Another small difference in the patterns is that in a named pattern, defined in the definion section, the lookahead operator (`/') cannot be used. This is the result of name expansions being handled as a parenthesized regular expression (a group). Since groups may occur any number of times in a regular expression but a lookahead operator only once, the look-ahead operator is not accepted in a named pattern.

2.3: Generated files

Flexc++ generates more files than flex does. While flex only generates a lex.yy.cc, flexc++ generates several header files and a source file: by default Scanner.h, Scanner.ih, Scannerbase.h, and lex.cc. Both Scannerbase.h and lex.cc are overwritten when flexc++ is invoked.

Scanner.h and Scanner.ih are only generated the first time flexc++ is called. These files can thereafter be modified by the user (e.g., to add members to the Scanner class).

2.4: Comment

Flexc++ supports traditional C and C++ style end-of-line comment. Flexc++ handles comment more flexible than flex. Cf. section 3.3 for further details.

2.5: Members and macros

Since C++ supports namespaces, the yy-prefix for every member and macro is no longer needed. Most functions can now be used without the prefix. Also, because flexc++ generates a scanner class, instead of macros often member functions of the scanner class may be used. See the conversion table below.

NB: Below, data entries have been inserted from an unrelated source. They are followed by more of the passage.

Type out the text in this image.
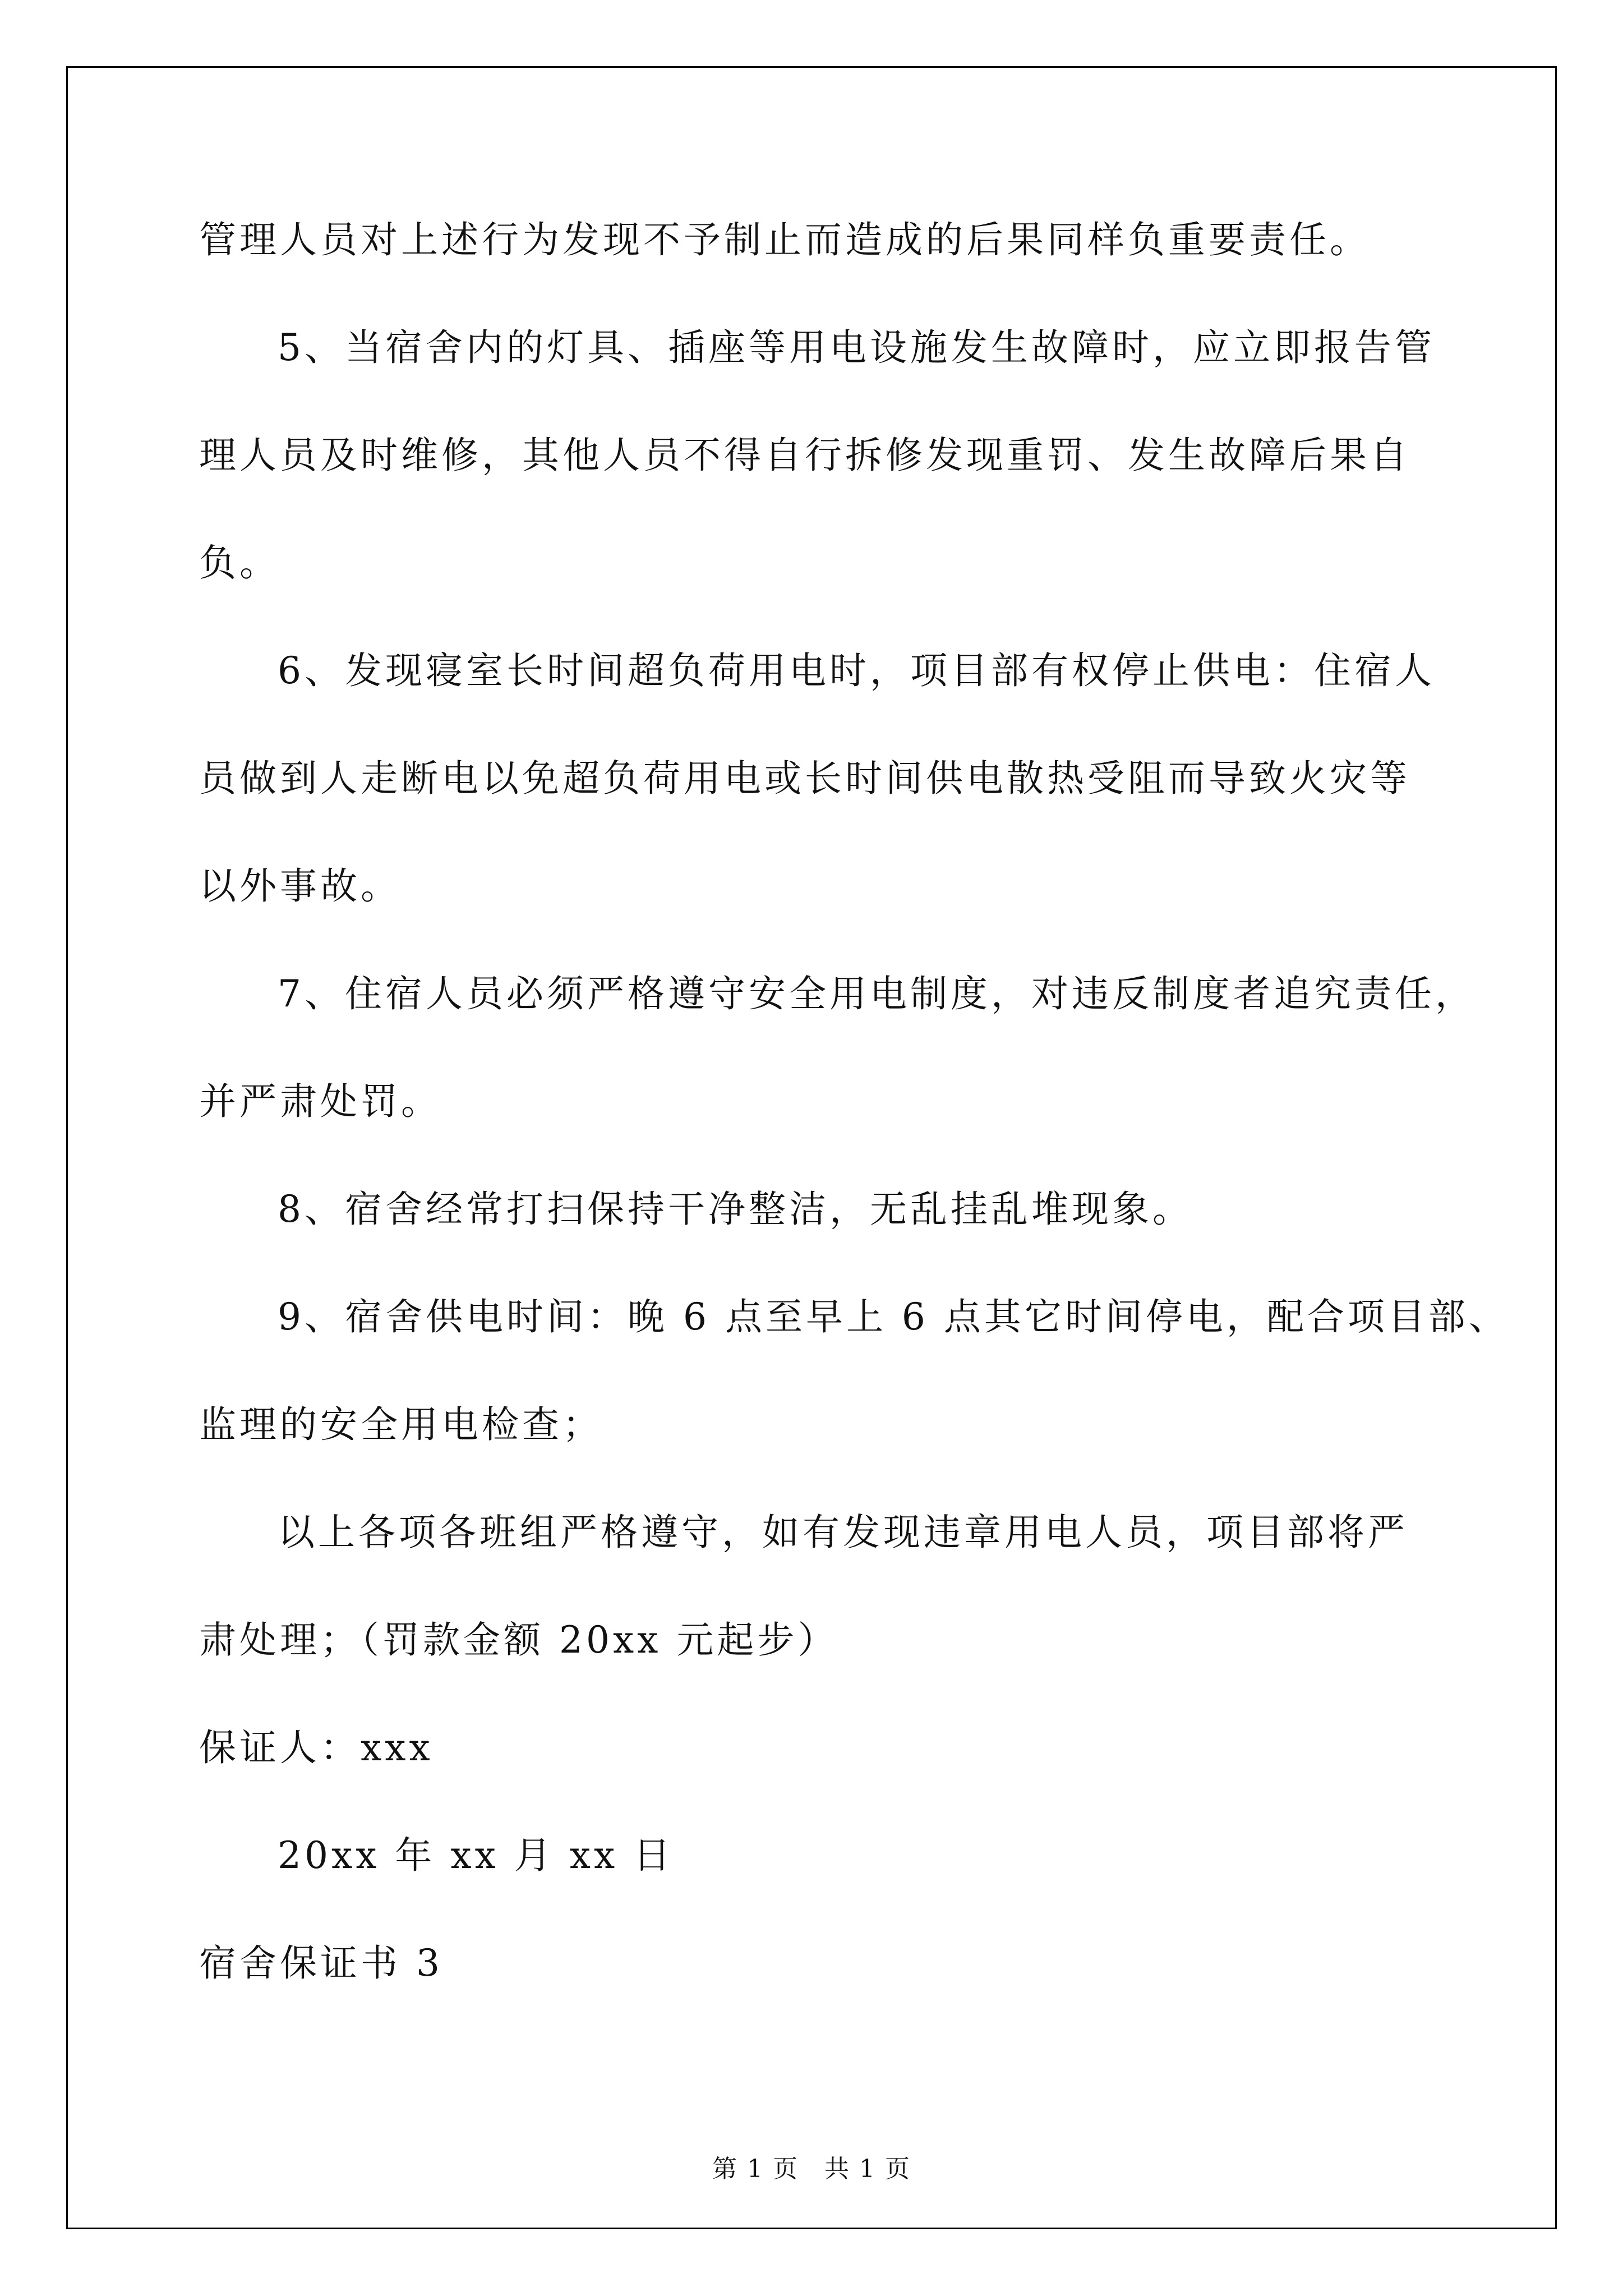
管理人员对上述行为发现不予制止而造成的后果同样负重要责任。

5、当宿舍内的灯具、插座等用电设施发生故障时，应立即报告管

理人员及时维修，其他人员不得自行拆修发现重罚、发生故障后果自

负。

6、发现寝室长时间超负荷用电时，项目部有权停止供电：住宿人

员做到人走断电以免超负荷用电或长时间供电散热受阻而导致火灾等

以外事故。

7、住宿人员必须严格遵守安全用电制度，对违反制度者追究责任，

并严肃处罚。

8、宿舍经常打扫保持干净整洁，无乱挂乱堆现象。

9、宿舍供电时间：晚 6 点至早上 6 点其它时间停电，配合项目部、

监理的安全用电检查；

以上各项各班组严格遵守，如有发现违章用电人员，项目部将严

肃处理；（罚款金额 20xx 元起步）

保证人：xxx

20xx 年 xx 月 xx 日

宿舍保证书 3

第 1 页　共 1 页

flex flexc++ flexc++ alternative
yylex() lex()
YYText() matched()
YYLeng() length()
ECHO echo()
yymore() more()
yyless() accept() redo()
BEGIN startcondition begin(startcondition)
YY_AT_BOL n.a.
yy_set_bol(at_bol) n.a.

The member functions in the flexc++ column above are either members of Scanner or of its base class. Also note that flexc++ no longer uses macros. All member functions can be used from within actions or by other member functions.

Flexc++ does not use or define macros. Macros defined by flex are not available in flexc++'s input files.

2.6: Multiple input streams

Multiple input files can easily be handled by flexc++. See section 4.1 for details.